NATO’s chief piled pressure on Pakistan on Friday to step up the fight against “terrorists” enjoying safe havens in the border region with Afghanistan.
Amid growing US pressure for Pakistan to take action against Al-Qaeda-linked extremists, NATO Secretary General Anders Fogh Rasmussen called for a “positive engagement” from Islamabad to ensure stability in Afghanistan.
“We encourage the Pakistani military and the Pakistani government to do its utmost to fight extremism and terrorism in the border region,” Rasmussen said at a defence forum hosted by the European Policy Centre think tank.
“It is really a security problem for our troops in Afghanistan that terrorists have safe havens, and that’s a fact, in Pakistan,” he said. “We have to deal with that and it’s in our mutual interest to deal with that.”
“That’s a reason why we have conveyed that clear message to Pakistan authorities.”
The Pakistani government and opposition leaders on Thursday closed ranks against increasing US pressure for action against the Al-Qaeda-linked Haqqani network, refusing to be pressured into doing more in the war on terror.

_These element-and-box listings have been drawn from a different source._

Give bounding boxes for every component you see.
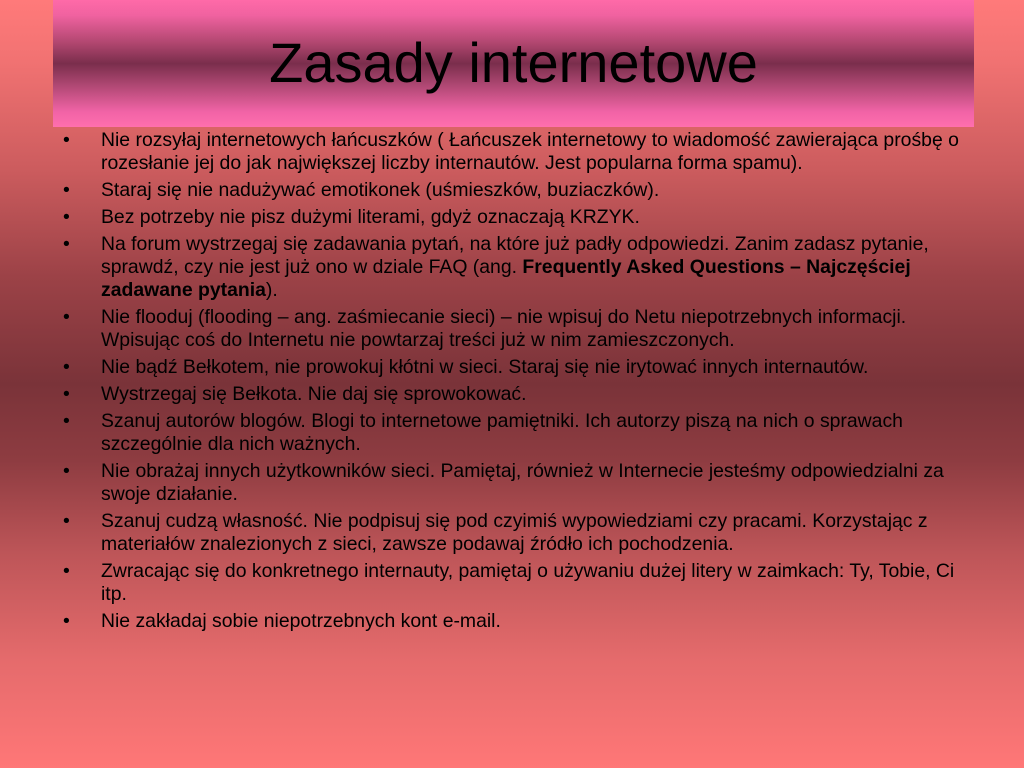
- bullet-item: [56, 356, 976, 379]
- bullet-item: [56, 306, 976, 352]
- bullet-list: [56, 129, 976, 637]
- bullet-icon: •: [63, 410, 70, 432]
- bullet-item: [56, 233, 976, 302]
- bullet-text: Szanuj cudzą własność. Nie podpisuj się pod czyimiś wypowiedziami czy pracami. Korzystając z materiałów znalezionych z sieci, zawsze podawaj źródło ich pochodzenia.: [101, 510, 928, 555]
- bullet-icon: •: [63, 560, 70, 582]
- bullet-item: [56, 206, 976, 229]
- bullet-text: Staraj się nie nadużywać emotikonek (uśmieszków, buziaczków).: [101, 179, 660, 201]
- bullet-icon: •: [63, 383, 70, 405]
- bullet-text: Nie bądź Bełkotem, nie prowokuj kłótni w sieci. Staraj się nie irytować innych internautów.: [101, 356, 869, 378]
- bullet-item: [56, 510, 976, 556]
- bullet-icon: •: [63, 206, 70, 228]
- bullet-text: Nie rozsyłaj internetowych łańcuszków ( Łańcuszek internetowy to wiadomość zawierająca prośbę o rozesłanie jej do jak największej liczby internautów. Jest popularna forma spamu).: [101, 129, 959, 174]
- bullet-text-after: ).: [265, 279, 278, 301]
- bullet-text: Nie flooduj (flooding – ang. zaśmiecanie sieci) – nie wpisuj do Netu niepotrzebnych informacji. Wpisując coś do Internetu nie powtarzaj treści już w nim zamieszczonych.: [101, 306, 907, 351]
- bullet-item: [56, 129, 976, 175]
- bullet-text: Zwracając się do konkretnego internauty, pamiętaj o używaniu dużej litery w zaimkach: Ty, Tobie, Ci itp.: [101, 560, 955, 605]
- bullet-text: Nie zakładaj sobie niepotrzebnych kont e-mail.: [101, 610, 501, 632]
- bullet-item: [56, 460, 976, 506]
- bullet-text: Wystrzegaj się Bełkota. Nie daj się sprowokować.: [101, 383, 527, 405]
- bullet-item: [56, 560, 976, 606]
- bullet-text: Szanuj autorów blogów. Blogi to internetowe pamiętniki. Ich autorzy piszą na nich o sprawach szczególnie dla nich ważnych.: [101, 410, 903, 455]
- bullet-text: Bez potrzeby nie pisz dużymi literami, gdyż oznaczają KRZYK.: [101, 206, 640, 228]
- bullet-text: Nie obrażaj innych użytkowników sieci. Pamiętaj, również w Internecie jesteśmy odpowiedzialni za swoje działanie.: [101, 460, 944, 505]
- bullet-icon: •: [63, 460, 70, 482]
- bullet-icon: •: [63, 179, 70, 201]
- slide-title: Zasady internetowe: [269, 31, 758, 94]
- bullet-icon: •: [63, 233, 70, 255]
- bullet-item: [56, 179, 976, 202]
- bullet-icon: •: [63, 306, 70, 328]
- bullet-icon: •: [63, 356, 70, 378]
- bullet-text: Na forum wystrzegaj się zadawania pytań, na które już padły odpowiedzi. Zanim zadasz pytanie, sprawdź, czy nie jest już ono w dziale FAQ (ang.: [101, 233, 929, 278]
- bullet-item: [56, 410, 976, 456]
- bullet-bold-text: Frequently Asked Questions – Najczęściej zadawane pytania: [101, 256, 911, 301]
- bullet-icon: •: [63, 510, 70, 532]
- bullet-item: [56, 383, 976, 406]
- title-band: [53, 0, 974, 127]
- bullet-icon: •: [63, 610, 70, 632]
- bullet-item: [56, 610, 976, 633]
- bullet-icon: •: [63, 129, 70, 151]
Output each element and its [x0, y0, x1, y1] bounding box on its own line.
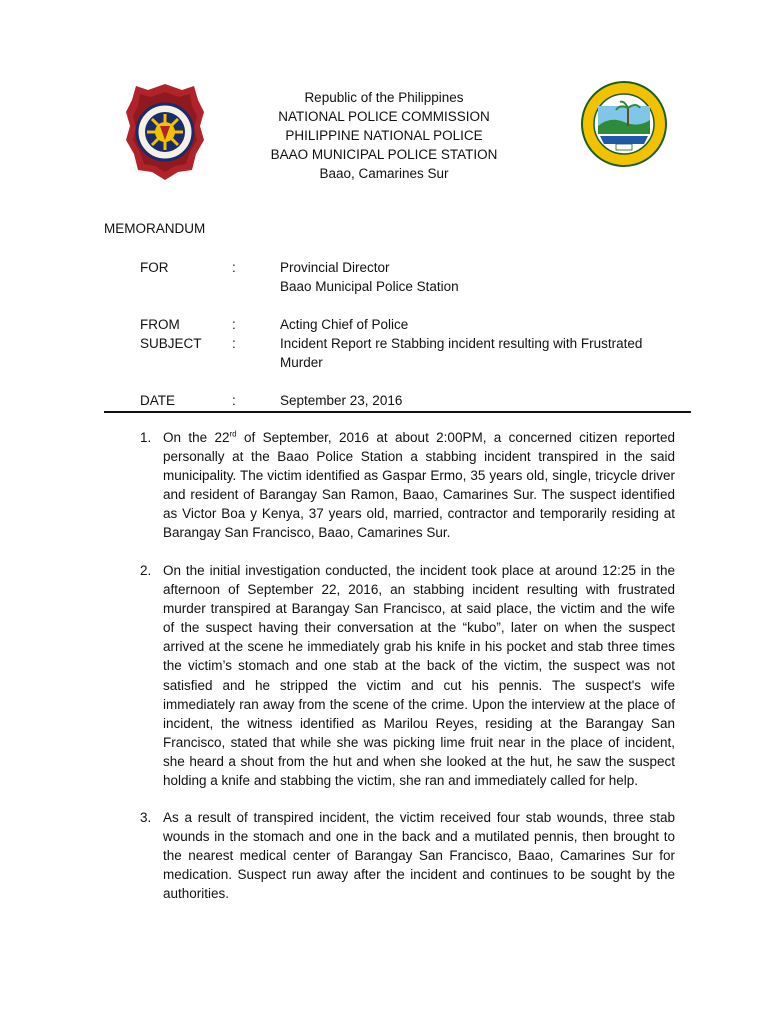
paragraph-text — [163, 428, 675, 543]
paragraph-text: As a result of transpired incident, the victim received four stab wounds, three stab wounds in the stomach and one in the back and a mutilated pennis, then brought to the nearest medical center of Barangay San Francisco, Baao, Camarines Sur for medication. Suspect run away after the incident and continues to be sought by the authorities. — [163, 810, 675, 902]
header-divider — [104, 411, 691, 413]
memo-title: MEMORANDUM — [104, 221, 206, 236]
paragraph-text: On the initial investigation conducted, the incident took place at around 12:25 in the afternoon of September 22, 2016, an stabbing incident resulting with frustrated murder transpired at Barangay San Francisco, at said place, the victim and the wife of the suspect having their conversation at the “kubo”, later on when the suspect arrived at the scene he immediately grab his knife in his pocket and stab three times the victim’s stomach and one stab at the back of the victim, the suspect was not satisfied and he stripped the victim and cut his pennis. The suspect's wife immediately ran away from the scene of the crime. Upon the interview at the place of incident, the witness identified as Marilou Reyes, residing at the Barangay San Francisco, stated that while she was picking lime fruit near in the place of incident, she heard a shout from the hut and when she looked at the hut, he saw the suspect holding a knife and stabbing the victim, she ran and immediately called for help. — [163, 563, 675, 789]
paragraph-number: 2. — [140, 563, 152, 578]
letterhead — [234, 88, 534, 183]
paragraph-1 — [140, 428, 675, 544]
letterhead-line-5: Baao, Camarines Sur — [319, 166, 449, 181]
pnp-badge-logo — [124, 82, 206, 182]
from-label: FROM — [140, 317, 180, 332]
date-value: September 23, 2016 — [280, 393, 403, 408]
from-colon: : — [232, 317, 236, 332]
baao-police-seal-logo — [580, 80, 668, 168]
paragraph-number: 1. — [140, 430, 152, 445]
from-value: Acting Chief of Police — [280, 317, 409, 332]
subject-value: Incident Report re Stabbing incident resulting with Frustrated Murder — [280, 336, 643, 370]
letterhead-line-4: BAAO MUNICIPAL POLICE STATION — [270, 147, 498, 162]
letterhead-line-1: Republic of the Philippines — [304, 90, 464, 105]
subject-label: SUBJECT — [140, 336, 202, 351]
letterhead-line-3: PHILIPPINE NATIONAL POLICE — [285, 128, 483, 143]
from-field — [140, 315, 700, 335]
subject-field — [140, 334, 700, 374]
for-label: FOR — [140, 260, 169, 275]
date-field — [140, 391, 700, 411]
date-colon: : — [232, 393, 236, 408]
for-value-line-2: Baao Municipal Police Station — [280, 279, 459, 294]
for-value — [280, 258, 680, 296]
for-field — [140, 258, 700, 298]
ordinal-suffix: rd — [229, 429, 237, 439]
paragraph-3 — [140, 808, 675, 904]
for-value-line-1: Provincial Director — [280, 260, 390, 275]
subject-colon: : — [232, 336, 236, 351]
letterhead-line-2: NATIONAL POLICE COMMISSION — [278, 109, 490, 124]
paragraph-2 — [140, 561, 675, 791]
paragraph-text-rest: of September, 2016 at about 2:00PM, a concerned citizen reported personally at the Baao Police Station a stabbing incident transpired in the said municipality. The victim identified as Gaspar Ermo, 35 years old, single, tricycle driver and resident of Barangay San Ramon, Baao, Camarines Sur. The suspect identified as Victor Boa y Kenya, 37 years old, married, contractor and temporarily residing at Barangay San Francisco, Baao, Camarines Sur. — [163, 430, 675, 541]
paragraph-number: 3. — [140, 810, 152, 825]
paragraph-text-start: On the 22 — [163, 430, 230, 445]
date-label: DATE — [140, 393, 176, 408]
for-colon: : — [232, 260, 236, 275]
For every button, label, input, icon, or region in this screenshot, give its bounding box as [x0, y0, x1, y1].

In an unprecedented condemnation of Pakistan, the outgoing head of the US military, Admiral Mike Mullen, last week accused the country of “exporting” violent extremism to Afghanistan through proxies.
Mullen also charged that the country’s main intelligence agency, ISI, was actively supporting the Al-Qaeda-linked Haqqani network blamed for an assault on the US embassy in Kabul this month.